Render a single record for annotation.

Parameters:

  • record (UploadedRecord) –

    The record to display

  • annotation (Optional[Annotation], default: None ) –

    Existing annotation if any

render_annotation_progress abstractmethod

render_annotation_progress(state: AnnotationState) -> None

Render annotation progress.

Parameters:

  • state (AnnotationState) –

    Current annotation state

render_evaluation_result abstractmethod

render_evaluation_result(result: EvaluationResult) -> None

Render evaluation results.

Parameters:

  • result (EvaluationResult) –

    Evaluation result to display

render_misalignment_analysis abstractmethod

render_misalignment_analysis(analysis: 'MisalignmentAnalysis') -> None

Render misalignment analysis.

Parameters:

  • analysis ('MisalignmentAnalysis') –

    Analysis result to display

NotebookCaliberRenderer

axion.caliber.NotebookCaliberRenderer

Bases: CaliberRenderer

Notebook-specific renderer for CaliberHQ.

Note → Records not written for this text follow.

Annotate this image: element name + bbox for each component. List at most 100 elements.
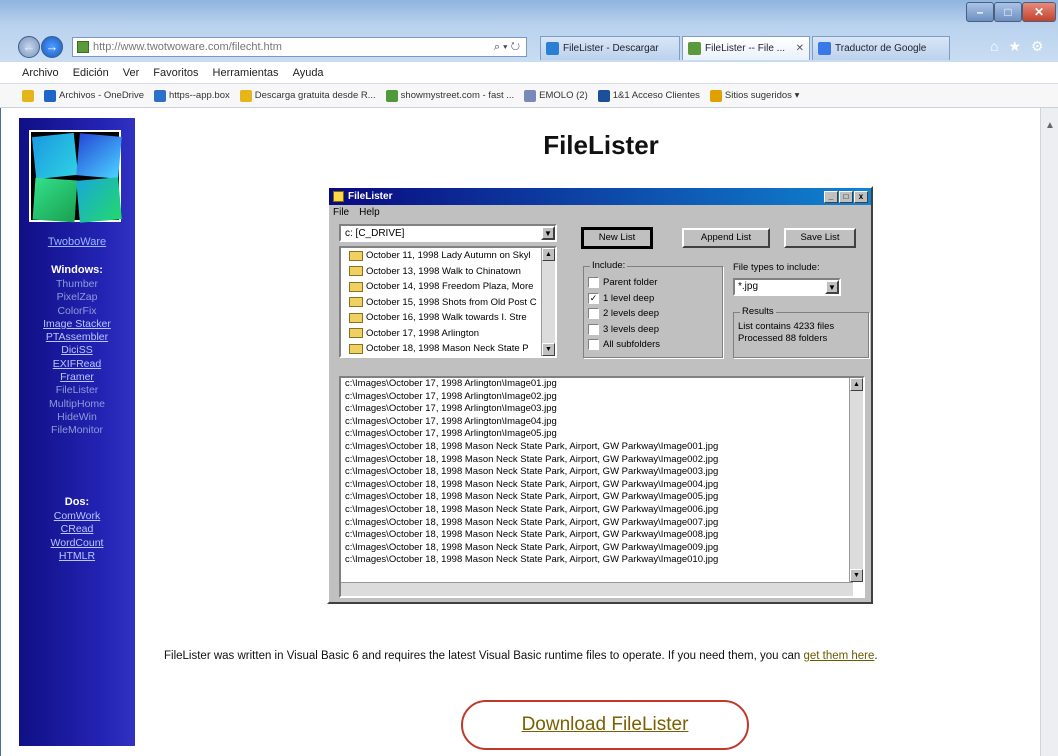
sidebar-item-cread[interactable]: CRead bbox=[61, 523, 94, 536]
home-icon[interactable]: ⌂ bbox=[990, 38, 998, 55]
path-line: c:\Images\October 18, 1998 Mason Neck St… bbox=[345, 453, 719, 465]
address-url[interactable]: http://www.twotwoware.com/filecht.htm bbox=[93, 41, 282, 53]
path-line: c:\Images\October 18, 1998 Mason Neck St… bbox=[345, 503, 719, 515]
close-tab-icon[interactable]: ✕ bbox=[796, 43, 804, 54]
sidebar-item-filemonitor[interactable]: FileMonitor bbox=[51, 424, 103, 437]
download-filelister-link[interactable]: Download FileLister bbox=[461, 700, 749, 750]
get-runtime-link[interactable]: get them here bbox=[803, 650, 874, 662]
sidebar-item-filelister[interactable]: FileLister bbox=[56, 384, 99, 397]
favorites-bar: Archivos - OneDrive https--app.box Desca… bbox=[0, 84, 1058, 108]
favorite-item[interactable]: EMOLO (2) bbox=[524, 89, 588, 102]
tab-favicon-icon bbox=[546, 42, 559, 55]
favorite-item[interactable]: showmystreet.com - fast ... bbox=[385, 89, 514, 102]
minimize-button[interactable]: – bbox=[966, 2, 994, 22]
file-types-label: File types to include: bbox=[733, 262, 820, 273]
maximize-button[interactable]: □ bbox=[994, 2, 1022, 22]
results-text: List contains 4233 files Processed 88 fo… bbox=[738, 321, 835, 344]
sidebar-item-htmlr[interactable]: HTMLR bbox=[59, 550, 95, 563]
folder-item: October 18, 1998 Mason Neck State P bbox=[341, 341, 555, 356]
app-window-controls: _ □ x bbox=[824, 190, 871, 203]
checkbox bbox=[588, 323, 599, 335]
menu-favoritos[interactable]: Favoritos bbox=[153, 67, 198, 79]
page-title: FileLister bbox=[543, 130, 659, 160]
tab-filelister-descargar[interactable]: FileLister - Descargar bbox=[540, 36, 680, 60]
drive-value: c: [C_DRIVE] bbox=[345, 227, 405, 239]
favorite-item[interactable]: 1&1 Acceso Clientes bbox=[597, 89, 700, 102]
folder-scrollbar: ▲ ▼ bbox=[541, 248, 555, 356]
sidebar-title-link[interactable]: TwoboWare bbox=[19, 236, 135, 248]
folder-item: October 14, 1998 Freedom Plaza, More bbox=[341, 279, 555, 295]
app-close-icon: x bbox=[854, 190, 868, 203]
checkbox: ✓ bbox=[588, 292, 599, 304]
sidebar-item-multiphome[interactable]: MultipHome bbox=[49, 398, 105, 411]
folder-item: October 17, 1998 Arlington bbox=[341, 326, 555, 342]
include-option: 2 levels deep bbox=[584, 306, 722, 322]
checkbox bbox=[588, 339, 599, 351]
menu-ver[interactable]: Ver bbox=[123, 67, 140, 79]
path-line: c:\Images\October 18, 1998 Mason Neck St… bbox=[345, 516, 719, 528]
sidebar-item-wordcount[interactable]: WordCount bbox=[51, 537, 104, 550]
web-page: TwoboWare Windows: Thumber PixelZap Colo… bbox=[0, 108, 1058, 756]
path-line: c:\Images\October 18, 1998 Mason Neck St… bbox=[345, 554, 719, 566]
file-type-select: *.jpg ▼ bbox=[733, 278, 841, 296]
favorite-item[interactable]: https--app.box bbox=[154, 89, 230, 102]
favorite-item[interactable]: Sitios sugeridos ▾ bbox=[709, 89, 799, 102]
results-group: Results List contains 4233 files Process… bbox=[733, 306, 869, 358]
description-text: FileLister was written in Visual Basic 6… bbox=[164, 650, 878, 662]
favorite-item[interactable]: Archivos - OneDrive bbox=[44, 89, 144, 102]
back-arrow-icon: ← bbox=[22, 39, 36, 54]
site-favicon-icon bbox=[77, 41, 89, 53]
menu-edicion[interactable]: Edición bbox=[73, 67, 109, 79]
forward-button[interactable]: → bbox=[41, 36, 63, 58]
scroll-down-icon: ▼ bbox=[542, 343, 555, 356]
folder-icon bbox=[349, 281, 363, 292]
address-tools[interactable]: ⌕ ▾ ↻ bbox=[494, 41, 526, 54]
close-button[interactable]: ✕ bbox=[1022, 2, 1056, 22]
menu-archivo[interactable]: Archivo bbox=[22, 67, 59, 79]
sidebar-item-framer[interactable]: Framer bbox=[60, 371, 94, 384]
sidebar-item-comwork[interactable]: ComWork bbox=[54, 510, 100, 523]
append-list-button: Append List bbox=[682, 228, 770, 248]
back-button[interactable]: ← bbox=[18, 36, 40, 58]
sidebar-item-exifread[interactable]: EXIFRead bbox=[53, 358, 101, 371]
filelister-screenshot: FileLister _ □ x File Help c: [C_DRIVE] … bbox=[327, 186, 873, 604]
checkbox bbox=[588, 277, 599, 289]
folder-list: October 11, 1998 Lady Autumn on Skyl Oct… bbox=[339, 246, 557, 358]
gear-icon[interactable]: ⚙ bbox=[1031, 38, 1044, 55]
dropdown-arrow-icon: ▼ bbox=[541, 226, 555, 240]
sidebar-item-diciss[interactable]: DiciSS bbox=[61, 344, 93, 357]
description-body: FileLister was written in Visual Basic 6… bbox=[164, 650, 801, 662]
app-title-bar: FileLister _ □ x bbox=[329, 188, 871, 205]
path-line: c:\Images\October 17, 1998 Arlington\Ima… bbox=[345, 390, 557, 402]
sidebar-item-colorfix[interactable]: ColorFix bbox=[57, 305, 96, 318]
sidebar-item-thumber[interactable]: Thumber bbox=[56, 278, 98, 291]
scroll-up-icon: ▲ bbox=[850, 378, 863, 391]
sidebar-item-pixelzap[interactable]: PixelZap bbox=[57, 291, 98, 304]
scroll-up-icon[interactable]: ▲ bbox=[1045, 120, 1055, 131]
results-label: Results bbox=[740, 306, 776, 317]
paths-hscrollbar bbox=[341, 582, 853, 596]
globe-icon bbox=[385, 89, 398, 102]
page-scrollbar[interactable]: ▲ bbox=[1040, 108, 1058, 756]
menu-ayuda[interactable]: Ayuda bbox=[293, 67, 324, 79]
save-list-button: Save List bbox=[784, 228, 856, 248]
scroll-down-icon: ▼ bbox=[850, 569, 863, 582]
site-logo[interactable] bbox=[29, 130, 122, 223]
sidebar-item-hidewin[interactable]: HideWin bbox=[57, 411, 97, 424]
include-label: Include: bbox=[590, 260, 628, 271]
file-path-list: c:\Images\October 17, 1998 Arlington\Ima… bbox=[339, 376, 865, 598]
star-icon[interactable]: ★ bbox=[1008, 38, 1021, 55]
ionos-icon bbox=[597, 89, 610, 102]
tab-filelister-active[interactable]: FileLister -- File ... ✕ bbox=[682, 36, 810, 60]
folder-item: October 13, 1998 Walk to Chinatown bbox=[341, 264, 555, 280]
folder-item: October 15, 1998 Shots from Old Post C bbox=[341, 295, 555, 311]
menu-herramientas[interactable]: Herramientas bbox=[213, 67, 279, 79]
include-options: Parent folder ✓ 1 level deep 2 levels dee… bbox=[584, 267, 722, 353]
sidebar-item-image-stacker[interactable]: Image Stacker bbox=[43, 318, 111, 331]
forward-arrow-icon: → bbox=[45, 39, 59, 54]
path-line: c:\Images\October 18, 1998 Mason Neck St… bbox=[345, 466, 719, 478]
sidebar-item-ptassembler[interactable]: PTAssembler bbox=[46, 331, 108, 344]
favorite-item[interactable]: Descarga gratuita desde R... bbox=[239, 89, 376, 102]
tab-traductor[interactable]: Traductor de Google bbox=[812, 36, 950, 60]
address-bar[interactable]: http://www.twotwoware.com/filecht.htm ⌕ … bbox=[72, 37, 527, 57]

Provides rich HTML and styled pandas output for Jupyter notebooks.

render_record

render_record(record: UploadedRecord, annotation: Optional[Annotation] = None) -> None

Render a single record for annotation.

render_annotation_progress

render_annotation_progress(state: AnnotationState) -> None

Render annotation progress.

render_evaluation_result

render_evaluation_result(result: EvaluationResult) -> None

Render evaluation results with styled tables.

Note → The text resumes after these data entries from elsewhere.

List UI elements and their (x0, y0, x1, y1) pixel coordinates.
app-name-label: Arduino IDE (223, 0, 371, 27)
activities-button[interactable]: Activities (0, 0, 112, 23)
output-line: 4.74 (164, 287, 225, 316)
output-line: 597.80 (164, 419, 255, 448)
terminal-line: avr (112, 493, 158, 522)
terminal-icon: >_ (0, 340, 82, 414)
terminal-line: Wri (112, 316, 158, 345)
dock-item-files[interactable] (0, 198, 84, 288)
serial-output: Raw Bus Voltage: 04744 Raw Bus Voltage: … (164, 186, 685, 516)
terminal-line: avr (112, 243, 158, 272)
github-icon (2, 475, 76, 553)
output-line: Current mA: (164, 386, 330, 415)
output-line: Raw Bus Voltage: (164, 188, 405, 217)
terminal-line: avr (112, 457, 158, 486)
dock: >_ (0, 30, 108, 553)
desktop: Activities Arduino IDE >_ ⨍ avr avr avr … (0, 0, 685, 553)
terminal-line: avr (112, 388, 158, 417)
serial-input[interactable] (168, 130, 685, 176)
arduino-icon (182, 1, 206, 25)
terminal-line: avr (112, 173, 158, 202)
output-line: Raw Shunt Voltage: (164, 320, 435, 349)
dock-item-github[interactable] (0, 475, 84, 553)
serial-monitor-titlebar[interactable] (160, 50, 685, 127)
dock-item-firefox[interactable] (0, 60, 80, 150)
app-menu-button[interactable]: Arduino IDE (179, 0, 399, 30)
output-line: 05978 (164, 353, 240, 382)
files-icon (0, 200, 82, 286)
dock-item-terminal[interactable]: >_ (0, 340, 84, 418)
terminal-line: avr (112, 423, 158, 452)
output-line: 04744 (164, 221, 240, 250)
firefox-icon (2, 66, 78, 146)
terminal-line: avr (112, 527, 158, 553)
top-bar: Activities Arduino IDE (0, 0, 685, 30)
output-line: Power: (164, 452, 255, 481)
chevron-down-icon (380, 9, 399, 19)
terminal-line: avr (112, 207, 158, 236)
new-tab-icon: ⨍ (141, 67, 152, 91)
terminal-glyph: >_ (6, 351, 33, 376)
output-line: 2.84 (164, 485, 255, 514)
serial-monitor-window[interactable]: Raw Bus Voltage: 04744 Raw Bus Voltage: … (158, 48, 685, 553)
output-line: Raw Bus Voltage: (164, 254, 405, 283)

render_misalignment_analysis

render_misalignment_analysis(analysis: 'MisalignmentAnalysis') -> None

Render misalignment analysis.

ConsoleCaliberRenderer

axion.caliber.ConsoleCaliberRenderer

Bases: CaliberRenderer

Console/terminal renderer for CaliberHQ.

Provides text-based output suitable for CLI environments.

render_record

render_record(record: UploadedRecord, annotation: Optional[Annotation] = None) -> None

Render a single record for annotation.

render_annotation_progress

render_annotation_progress(state: AnnotationState) -> None

Render annotation progress.

render_evaluation_result

render_evaluation_result(result: EvaluationResult) -> None

Render evaluation results.

render_misalignment_analysis

render_misalignment_analysis(analysis: 'MisalignmentAnalysis') -> None

Render misalignment analysis.

JsonCaliberRenderer

axion.caliber.JsonCaliberRenderer

Bases: CaliberRenderer

JSON-first renderer for CaliberHQ.

Provides no-op rendering for API environments where data is consumed as JSON rather than displayed.

render_record

render_record(record: UploadedRecord, annotation: Optional[Annotation] = None) -> None

No-op: JSON renderer does not display records.

render_annotation_progress

render_annotation_progress(state: AnnotationState) -> None

No-op: JSON renderer does not display progress.

render_evaluation_result

render_evaluation_result(result: EvaluationResult) -> None

No-op: JSON renderer does not display results.

render_misalignment_analysis

render_misalignment_analysis(analysis: 'MisalignmentAnalysis') -> None

No-op: JSON renderer does not display analysis.